Significant effects were noted in women who received the vaccine before exposure to the virus.

Even though anal cancers are still uncommon in the general population, recent decades noted almost double the amount of cases in many countries including the USA and Europe. Anal cancer is twice as common in women compared to men, with a large proportion of anal cancers being caused by HPV, with high-risk types HPV 16 and HPV 18 responsible for 75-80% of anal cancers.

Routine vaccination of girls against cervical cancers with the bivalent vaccine targets HPV types 16 and 18 and could offer additional protection against anal cancers associated with HPV infection.

Aimée Kreimer of the National Cancer Institute, National Institutes of Health in Bethesda, USA, and her colleagues examined the effectiveness of the bivalent vaccine to reduce anal HPV 16 and HPV 18 infection with data from a randomized trial of women in Costa Rica, consisting of 4,210 healthy women aged 18-25 years.

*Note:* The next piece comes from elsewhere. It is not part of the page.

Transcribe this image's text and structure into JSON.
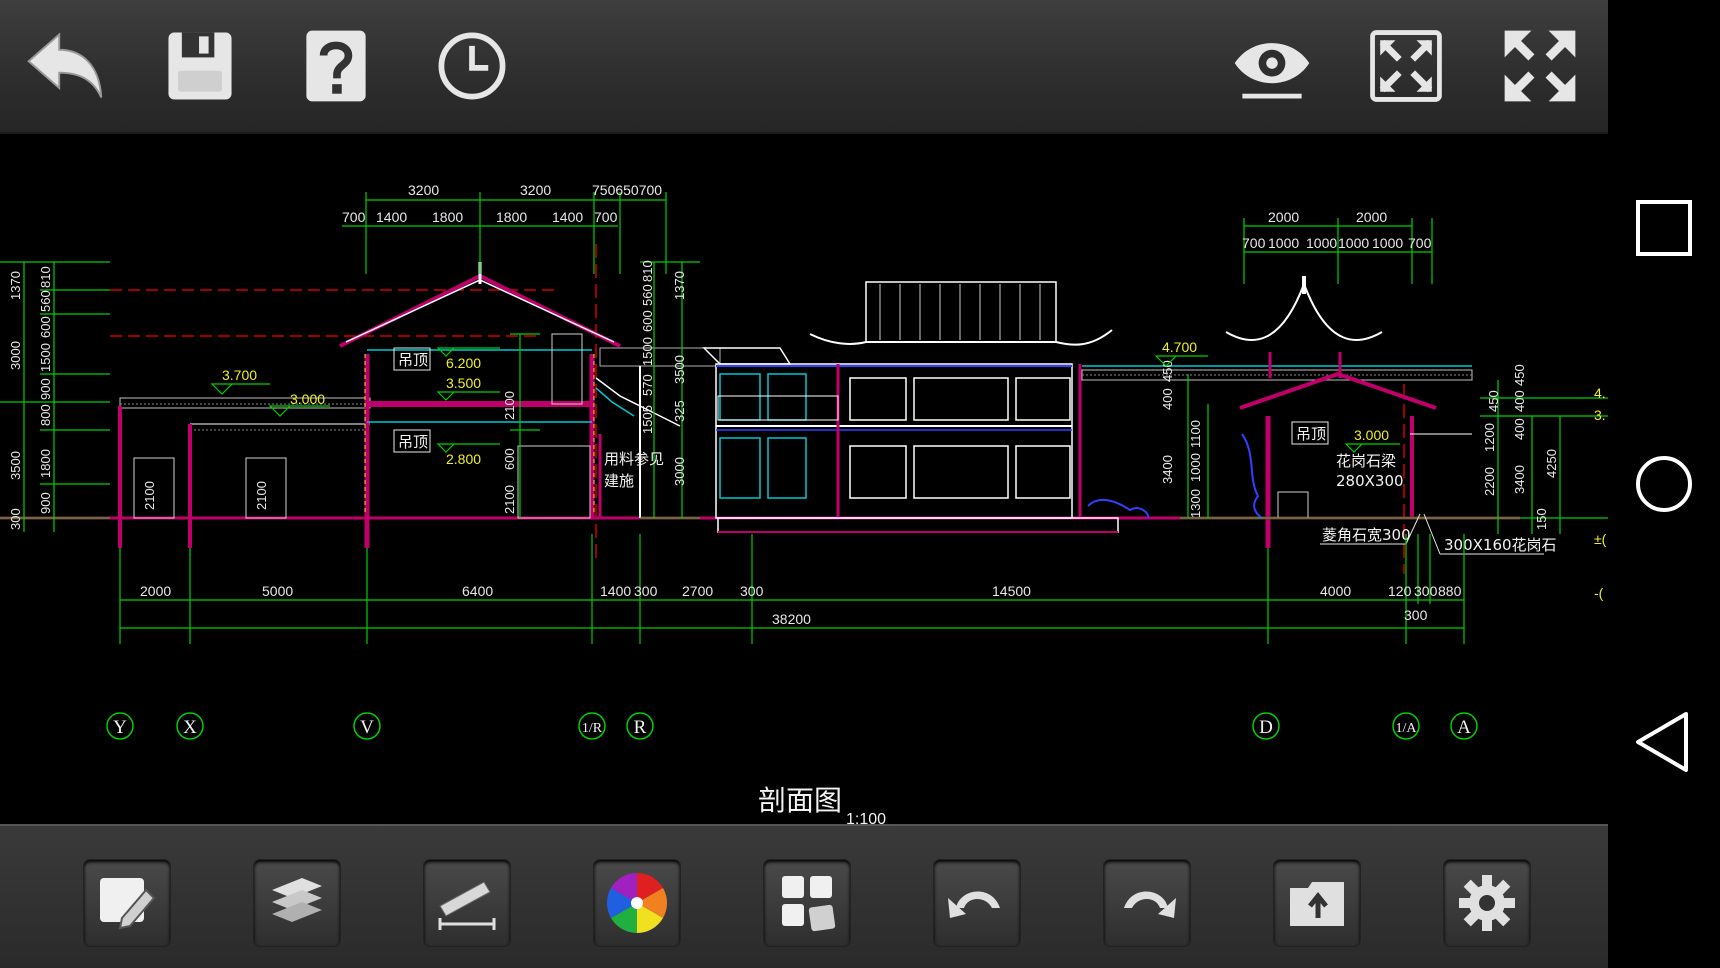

The researchers assigned the women randomly to be administered with the bivalent HPV vaccine or a control (Hepatitis A) vaccine. The vaccines were given in three stages, once at enrolment, then at 1 month, and again at 6 months. 4 years later, the women were tested for anal and cervical HPV 16 and 18 infections to see how effective the vaccine was.

Irrespective of prior exposure to HPV, the vaccine showed a 62% efficacy against HPV anal infection in the general population of young women, compared with nearly 77% efficacy against HPV cervical infection.

The vaccine prevented anal HPV infection in nearly 84% of women who probably had no exposure to previous HPV infection. A similar result, nearly 89%, was noted in the vaccine’s efficacy against cervical HPV infection (nearly 89%).

For the first time the vaccine also displayed cross-protective efficacy against other cancer-causing HPV types 31, 33 (not significant for HPV33), and 45 at an extragenital site, proving that the vaccine’s protection goes beyond the HPV types included in the formulation.

The authors remark in a concluding statement:

“HPV vaccines have great potential for prevention of a large proportion of HPV-associated cancers at the anus and other anatomical sites, assuming adequate duration of protection. In women, published evidence exists for vaccine efficacy against HPV 16 and HPV 18 infections at the cervix, vagina, vulva, and now anus.

Since our data show a reduction of anal HPV infection rates among vaccinated women, it suggests that in the future, women who receive the prophylactic HPV vaccines before exposure to the virus will likely have less anal cancer.”

Diane Harper and Stephen Vierthaler from the University of Missouri-Kansas City School of Medicine in Kansas City, USA, argue possible targets for the vaccination against anal cancer. They comment:

“The additional protection against four oncogenic anal HPV types in women increases their benefits from vaccination. For men who have sex with men, HPV vaccination for anal cancer prevention is very cost effective, but cost-effectiveness analyses for women and for men who have sex with men pivot on the duration of vaccine efficacy. Without duration of efficacy of at least 15 years, cancers will not be prevented for women or men who have sex with men, only postponed.”